One of the things I did was visit the city of Pittsburgh in western Pennsylvania. There I discovered the city has a World War II era submarine, the USS Reqin, a Tench-class submarine that launched at the end of the war and saw no active combat. She was later preserved and arrived at the Carnegie Science Centre in Pittsburgh where she serves as a museum ship.
As I waited for the self-guided tour to begin, I spotted a small poster with some big numbers. Naturally I investigated and found it to be a marketing piece by PPG, a Pittsburgh-based paint and coatings company. The poster detailed the work that went in the preservation of the submarine’s exterior using PPG’s own paints and coatings.
We can see the large numbers clearly and to the piece’s credit the hierarchy works. What are we talking about? Three paints applied to the submarine in these quantities in this amount of time. The only factette not totally relevant is how many tourists annually visit the submarine.
Design wise, the poster does a nice job of dividing up its space into an attention-grabbing upper-half. After all, it grabbed my attention. The lower half then subdivides into three columns that speak to the aforementioned subjects. The last column then divides again into halves.

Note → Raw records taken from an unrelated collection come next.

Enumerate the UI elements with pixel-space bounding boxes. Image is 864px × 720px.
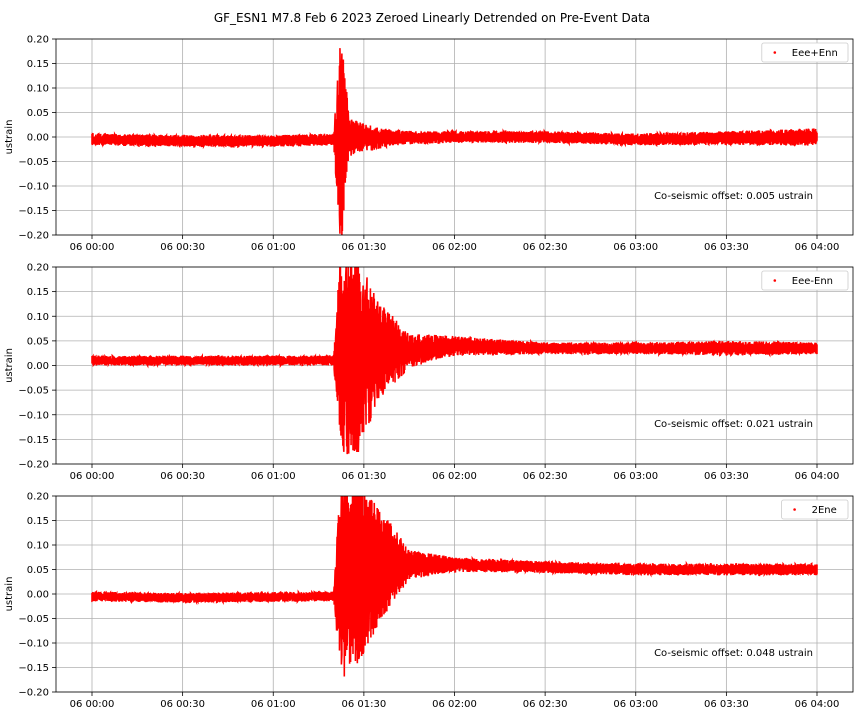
y-tick-label: 0.00	[27, 590, 49, 601]
legend-marker	[773, 51, 777, 54]
legend-label: Eee+Enn	[792, 48, 838, 59]
y-axis-label: ustrain	[4, 120, 15, 155]
y-tick-label: −0.05	[18, 386, 49, 397]
legend-label: 2Ene	[812, 505, 837, 516]
y-tick-label: −0.10	[18, 410, 49, 421]
x-tick-label: 06 02:30	[523, 471, 568, 482]
legend: 2Ene	[781, 499, 849, 520]
y-tick-label: −0.15	[18, 206, 49, 217]
y-tick-label: −0.10	[18, 182, 49, 193]
x-tick-label: 06 00:30	[160, 242, 205, 253]
legend-box	[761, 270, 849, 291]
y-tick-label: −0.05	[18, 614, 49, 625]
series-eee-enn	[91, 48, 818, 235]
x-tick-label: 06 00:00	[70, 471, 115, 482]
panel-2ene: 06 00:00 06 00:30 06 01:00 06 01:30 06 02:00…	[4, 492, 854, 710]
y-tick-label: 0.10	[27, 541, 49, 552]
x-tick-label: 06 03:00	[613, 242, 658, 253]
x-tick-label: 06 03:00	[613, 699, 658, 710]
x-tick-label: 06 04:00	[795, 699, 840, 710]
y-tick-label: 0.15	[27, 516, 49, 527]
x-tick-label: 06 03:30	[704, 471, 749, 482]
x-tick-label: 06 02:00	[432, 242, 477, 253]
offset-annotation: Co-seismic offset: 0.048 ustrain	[654, 648, 813, 659]
y-tick-label: 0.10	[27, 84, 49, 95]
legend-label: Eee-Enn	[792, 276, 833, 287]
series-eee-enn	[91, 267, 818, 455]
x-tick-label: 06 04:00	[795, 471, 840, 482]
y-axis-label: ustrain	[4, 348, 15, 383]
legend-marker	[773, 279, 777, 282]
y-tick-label: −0.20	[18, 231, 49, 242]
y-tick-label: −0.20	[18, 688, 49, 699]
x-tick-label: 06 02:30	[523, 699, 568, 710]
x-tick-label: 06 00:30	[160, 699, 205, 710]
y-tick-label: −0.15	[18, 663, 49, 674]
y-tick-label: 0.05	[27, 336, 49, 347]
x-tick-label: 06 02:00	[432, 471, 477, 482]
x-tick-label: 06 04:00	[795, 242, 840, 253]
x-tick-label: 06 01:30	[342, 242, 387, 253]
x-tick-label: 06 01:30	[342, 699, 387, 710]
x-tick-label: 06 03:30	[704, 242, 749, 253]
figure-title: GF_ESN1 M7.8 Feb 6 2023 Zeroed Linearly …	[213, 11, 651, 25]
legend-marker	[793, 508, 796, 511]
y-tick-label: 0.05	[27, 565, 49, 576]
y-tick-label: −0.05	[18, 157, 49, 168]
y-tick-label: 0.00	[27, 361, 49, 372]
series-2ene	[91, 496, 818, 677]
y-tick-label: 0.15	[27, 59, 49, 70]
x-tick-label: 06 01:30	[342, 471, 387, 482]
x-tick-label: 06 00:00	[70, 242, 115, 253]
x-tick-label: 06 00:00	[70, 699, 115, 710]
grid	[56, 495, 853, 693]
y-tick-label: 0.20	[27, 35, 49, 46]
offset-annotation: Co-seismic offset: 0.005 ustrain	[654, 191, 813, 202]
y-tick-label: 0.15	[27, 287, 49, 298]
y-tick-label: −0.20	[18, 460, 49, 471]
y-tick-label: −0.15	[18, 435, 49, 446]
y-tick-label: 0.20	[27, 263, 49, 274]
grid	[56, 266, 853, 465]
y-tick-label: 0.00	[27, 133, 49, 144]
panel-eee-minus-enn: 06 00:00 06 00:30 06 01:00 06 01:30 06 02:00…	[4, 263, 854, 482]
x-tick-label: 06 02:30	[523, 242, 568, 253]
legend: Eee+Enn	[761, 42, 849, 63]
y-tick-label: 0.20	[27, 492, 49, 503]
legend-box	[761, 42, 849, 63]
x-tick-label: 06 01:00	[251, 471, 296, 482]
y-tick-label: 0.10	[27, 312, 49, 323]
y-axis-label: ustrain	[4, 577, 15, 612]
x-tick-label: 06 03:30	[704, 699, 749, 710]
x-tick-label: 06 01:00	[251, 699, 296, 710]
y-tick-label: −0.10	[18, 639, 49, 650]
legend-box	[781, 499, 849, 520]
y-tick-label: 0.05	[27, 108, 49, 119]
panel-eee-plus-enn: 06 00:00 06 00:30 06 01:00 06 01:30 06 02:00…	[4, 35, 854, 253]
x-tick-label: 06 01:00	[251, 242, 296, 253]
x-tick-label: 06 03:00	[613, 471, 658, 482]
x-tick-label: 06 00:30	[160, 471, 205, 482]
legend: Eee-Enn	[761, 270, 849, 291]
offset-annotation: Co-seismic offset: 0.021 ustrain	[654, 419, 813, 430]
x-tick-label: 06 02:00	[432, 699, 477, 710]
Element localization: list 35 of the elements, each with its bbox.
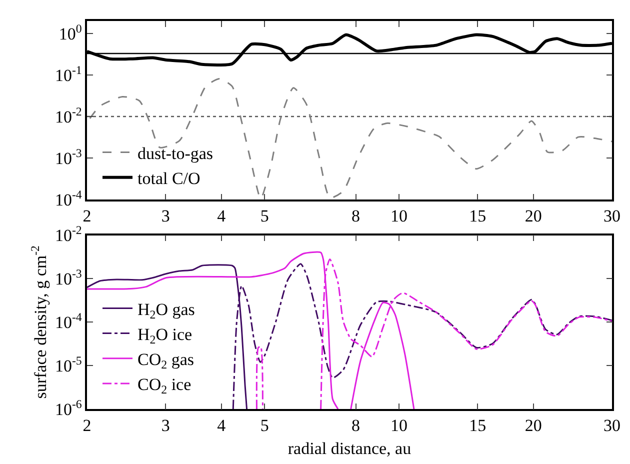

As marketing design does, it’s not the most offensive. For example, we don’t have the gallon buckets sized or scaled differently. The designers used a restrained palette and kept a consistent typographic treatment.
Admittedly, I was a bit disappointed because I had thought it would be some facts or data about the submarine itself. But for what the piece is, I thought it did a nice job.
Credit for the piece goes to PPG’s graphics department.